Solved by using this online factorization tool: https://www.alpertron.com.ar/

Process

01 Reviewing RSA basics

RSA in a nutshell:

  • Key generation: n = p × q, φ(n) = (p-1)(q-1), e × d ≡ 1 (mod φ(n))
  • Encrypt: c = m^e mod n
  • Decrypt: m = c^d mod n
  • Public key: (n, e), Private key: (n, d)

To break RSA: factor n into p and q → compute φ(n) → compute d → decrypt

02 Realizing 60 decimal digits ≈ 200 bits, which is very weak

How to convert between decimal and binary digits:

  • Binary digits ≈ log₂(N)
  • Decimal digits ≈ log₁₀(N)
  • Relationship: decimal digits ≈ binary digits × 0.301

Simply put: 1 decimal digit ≈ 3.32 binary bits (because 2^3.32 ≈ 10)

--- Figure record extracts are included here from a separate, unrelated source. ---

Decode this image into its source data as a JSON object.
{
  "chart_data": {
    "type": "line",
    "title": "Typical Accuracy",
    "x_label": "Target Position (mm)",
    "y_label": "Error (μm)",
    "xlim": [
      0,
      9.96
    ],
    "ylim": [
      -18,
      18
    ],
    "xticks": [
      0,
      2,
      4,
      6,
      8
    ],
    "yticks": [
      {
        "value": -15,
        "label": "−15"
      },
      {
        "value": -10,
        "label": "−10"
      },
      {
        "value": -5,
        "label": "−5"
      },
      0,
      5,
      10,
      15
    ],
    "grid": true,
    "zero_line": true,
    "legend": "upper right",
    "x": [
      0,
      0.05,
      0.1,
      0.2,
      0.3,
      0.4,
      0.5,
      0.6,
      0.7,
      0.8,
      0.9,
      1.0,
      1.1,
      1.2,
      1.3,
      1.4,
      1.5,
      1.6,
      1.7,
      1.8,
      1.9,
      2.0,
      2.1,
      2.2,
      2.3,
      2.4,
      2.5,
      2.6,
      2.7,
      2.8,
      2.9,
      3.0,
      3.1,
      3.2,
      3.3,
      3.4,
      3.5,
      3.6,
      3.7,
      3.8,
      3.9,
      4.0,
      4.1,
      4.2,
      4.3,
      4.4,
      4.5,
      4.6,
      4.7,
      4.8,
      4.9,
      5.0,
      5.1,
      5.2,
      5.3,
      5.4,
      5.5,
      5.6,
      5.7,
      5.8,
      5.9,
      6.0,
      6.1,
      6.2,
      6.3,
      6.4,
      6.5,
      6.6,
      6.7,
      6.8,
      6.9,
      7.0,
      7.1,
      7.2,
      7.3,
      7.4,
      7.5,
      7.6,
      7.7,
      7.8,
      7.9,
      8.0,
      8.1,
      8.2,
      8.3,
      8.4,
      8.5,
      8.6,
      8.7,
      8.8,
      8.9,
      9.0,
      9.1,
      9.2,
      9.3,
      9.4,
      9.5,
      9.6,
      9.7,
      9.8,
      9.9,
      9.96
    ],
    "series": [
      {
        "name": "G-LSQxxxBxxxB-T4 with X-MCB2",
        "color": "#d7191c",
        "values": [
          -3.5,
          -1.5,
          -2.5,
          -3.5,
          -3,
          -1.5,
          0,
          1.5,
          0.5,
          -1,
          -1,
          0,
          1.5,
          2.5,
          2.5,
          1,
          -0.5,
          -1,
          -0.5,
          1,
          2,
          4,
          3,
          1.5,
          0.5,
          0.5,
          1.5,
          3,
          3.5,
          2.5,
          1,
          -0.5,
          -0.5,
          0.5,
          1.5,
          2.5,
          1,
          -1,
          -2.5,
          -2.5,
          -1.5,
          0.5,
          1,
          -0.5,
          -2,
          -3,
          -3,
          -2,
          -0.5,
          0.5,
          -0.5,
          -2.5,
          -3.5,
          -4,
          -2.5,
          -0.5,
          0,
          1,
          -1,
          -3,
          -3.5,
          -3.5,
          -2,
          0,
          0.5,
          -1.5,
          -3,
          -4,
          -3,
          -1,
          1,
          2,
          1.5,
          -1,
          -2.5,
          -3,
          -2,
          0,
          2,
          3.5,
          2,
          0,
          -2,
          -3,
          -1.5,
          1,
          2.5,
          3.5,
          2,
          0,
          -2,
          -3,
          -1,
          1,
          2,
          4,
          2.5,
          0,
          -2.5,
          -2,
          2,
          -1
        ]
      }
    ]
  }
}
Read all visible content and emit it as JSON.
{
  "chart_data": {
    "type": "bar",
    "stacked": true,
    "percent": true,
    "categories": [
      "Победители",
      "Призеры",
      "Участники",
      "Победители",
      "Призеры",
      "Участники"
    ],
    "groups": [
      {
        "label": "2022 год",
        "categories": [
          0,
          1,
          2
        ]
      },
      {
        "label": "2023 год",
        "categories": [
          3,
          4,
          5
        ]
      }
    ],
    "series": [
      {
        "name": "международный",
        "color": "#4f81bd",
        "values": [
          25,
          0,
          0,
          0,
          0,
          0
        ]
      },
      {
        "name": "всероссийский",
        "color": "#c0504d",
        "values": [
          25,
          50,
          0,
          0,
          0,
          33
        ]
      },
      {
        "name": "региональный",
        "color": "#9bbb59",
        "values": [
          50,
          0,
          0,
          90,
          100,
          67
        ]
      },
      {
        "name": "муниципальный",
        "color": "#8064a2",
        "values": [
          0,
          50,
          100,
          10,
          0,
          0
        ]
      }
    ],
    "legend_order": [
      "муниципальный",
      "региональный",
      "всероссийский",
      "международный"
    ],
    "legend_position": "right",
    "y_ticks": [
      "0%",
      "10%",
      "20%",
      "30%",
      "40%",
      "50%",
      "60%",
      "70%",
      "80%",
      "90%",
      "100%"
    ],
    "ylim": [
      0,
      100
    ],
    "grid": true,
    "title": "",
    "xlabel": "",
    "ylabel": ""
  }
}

So 60 decimal digits ≈ 200 bits, way below the safe standard (2048 bits).

03 Tried many factorization methods, all failed

  1. Pollard's p-1 - Failed. p-1 is not smooth (a smooth number has only small prime factors)
  2. Fermat factorization - Failed. p and q are not close to each other
  3. factordb lookup - Most n values had no record in the database
  4. GCD attack - Collected 50 different n values, computed pairwise gcd, found no common factors
  5. primefac / sympy - Python libraries were too slow
  6. Brute force small m - Tried up to 100 million, no match
  7. Trial division for small factors - Tried up to 100 million, found nothing

04 Used Alpertron online factorizer, succeeded

https://www.alpertron.com.ar/ECM.HTM

This website uses WebAssembly with ECM (Elliptic Curve Method) and SIQS (Self-Initializing Quadratic Sieve). It factored the 200-bit number in 2.8 seconds.

Why Python libraries failed: poor implementation, missing SIQS algorithm, unoptimized parameters.